За остаток дня Зак не пропускает ни одного изрытого колеями поворота, останавливаясь везде, где обещают сыр, вино, пиво, орехи, сидр и чатни. Стоя перед многочисленными столами, мы превращаемся в обыкновенных туристов, делая вид, что предпочитаем органические продукты, и строя из себя гурманов. Я осушаю все протянутые мне стаканы сидра и вина, но Зак за рулем, и все сплевывает в чашку.
Я узнаю больше, чем мне представлялось возможным, о дукке – и это всегда казалось мне вымышленным словом, – сырах с голубой плесенью и мармеладе из айвы. Вскоре мой желудок испытывает на себе эффект «подлинной палитры» вкусов. Боль на время забыта. Мысли шипят и пузырятся, как игристое вино.

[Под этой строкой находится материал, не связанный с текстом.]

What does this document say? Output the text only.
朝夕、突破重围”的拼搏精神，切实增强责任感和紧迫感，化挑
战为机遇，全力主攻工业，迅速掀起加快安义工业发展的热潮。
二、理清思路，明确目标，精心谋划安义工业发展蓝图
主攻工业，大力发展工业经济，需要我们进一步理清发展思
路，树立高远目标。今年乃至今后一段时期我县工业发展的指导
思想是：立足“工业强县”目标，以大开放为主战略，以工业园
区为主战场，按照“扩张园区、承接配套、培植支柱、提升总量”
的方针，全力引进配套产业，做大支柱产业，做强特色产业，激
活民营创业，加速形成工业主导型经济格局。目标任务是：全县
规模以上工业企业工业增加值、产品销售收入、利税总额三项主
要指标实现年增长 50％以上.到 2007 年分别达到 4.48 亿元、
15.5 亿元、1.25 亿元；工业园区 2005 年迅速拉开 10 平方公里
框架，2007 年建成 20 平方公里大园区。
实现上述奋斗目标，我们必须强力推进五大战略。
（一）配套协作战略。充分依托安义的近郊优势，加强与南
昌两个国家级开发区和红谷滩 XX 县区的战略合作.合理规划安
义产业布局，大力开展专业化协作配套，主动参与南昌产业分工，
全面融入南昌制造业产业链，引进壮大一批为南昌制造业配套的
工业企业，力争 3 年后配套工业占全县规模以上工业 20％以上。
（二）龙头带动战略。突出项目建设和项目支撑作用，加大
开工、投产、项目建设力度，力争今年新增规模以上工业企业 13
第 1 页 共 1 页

У Зака уже в третий раз звонит телефон, но он не берет трубку.
– Зак, я знаю, что ты затеял.
– Выступить в роли радушного хозяина и экскурсовода.
– Еще ты пытаешься меня напоить и избегаешь разговаривать с мамой.
– Вот еще. Помадку любишь?
Я морщусь:
– Боже упаси!
– А то здесь есть еще одно место…
Зак везет нас мимо новых построек, рассыпанных вдоль побережья, везет нас через пустующий квартал, к месту с видом на скалистую гавань. Мелкие птицы парят над изрезанным океаном, ныряя в море брызг.
Здесь нет никакой помадки. Здесь никого, кроме нас. Зак отключает двигатель, и мне приходит в голову, что весь сегодняшний день был ради того, чтобы привести меня сюда. Он выбрал это место, идеальное место, вдали от толпы, вдали от семьи, и этот факт отрезвляет меня. Я провожу языком по зубам, пальцами поправляю пряди парика. Может, прошлая ночь все-таки что-то да значила для него. Может…
Зак барабанит пальцами по рулю и любуется прибоем из-за стекол в форме звезд.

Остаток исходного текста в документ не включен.